The 15th Edition of the MEM underscores significant deterioration in the government’s finances, with the deficit reaching its highest level in over a decade. For several years, spending has exceeded revenues while the country has imported more than it exports. This has been financed by increased commercial borrowing and Malawi’s debt has now become unsustainable. Malawi’s economic growth is expected to decline further due to these chronic imbalances, which have been heightened by severe weather events. The Ukraine-Russia war has added a new crisis to what was already a challenging economic climate, with rising prices for fuel, fertilizer and other commodities impacting foreign reserves and exerting pressure on inflation. 

While risks to the Malawian economy are tilted to the downside according to the MEM, the government has begun implementing critical policy reforms that are aimed to address macroeconomic imbalances and secure a recovery. However, further action is needed in three areas: i) a coordinated package of reforms to restore macroeconomic stability, ii) enhancing export competitiveness and market-oriented growth, and iii) protecting the poor and strengthening resilience.

In the context of these fiscal constraints, the Special Theme of the 15th MEM highlights the importance of deepening fiscal decentralization, strengthening the intergovernmental fiscal transfer system, and delivering quality services that reach poor and vulnerable households. The MEM shows that Malawi’s decentralization journey to date has been characterized by a system where ‘finance has not followed function’. This has resulted in uncoordinated planning and decision making over service delivery across levels of government, with sector and district processes often occurring in parallel and overlapping. This is further complicated by development partners that continue to primarily concentrate funding through fragmented, off-budget projects. For a meaningful deepening of decentralization to continue, the vicious cycle of low trust, low investment and low accountability in local government systems needs to be broken.

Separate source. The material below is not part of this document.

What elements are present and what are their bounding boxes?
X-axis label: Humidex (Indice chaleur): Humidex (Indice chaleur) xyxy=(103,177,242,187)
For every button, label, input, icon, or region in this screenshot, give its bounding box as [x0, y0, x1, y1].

“At times of fiscal constraint, it becomes critical to maintain effective services for citizens and protect the poor from shocks,” said Hugh Riddell, World Bank Country Manager for Malawi. “The acute economic context provides the Government an opportunity to lock in difficult reforms to stabilize the macro while also deepening decentralization. We at the World Bank are very encouraged by the response of local governments – and citizens – to the new performance-based financing model which can serve to increase confidence in local government systems to bring more development partner resources on-budget.”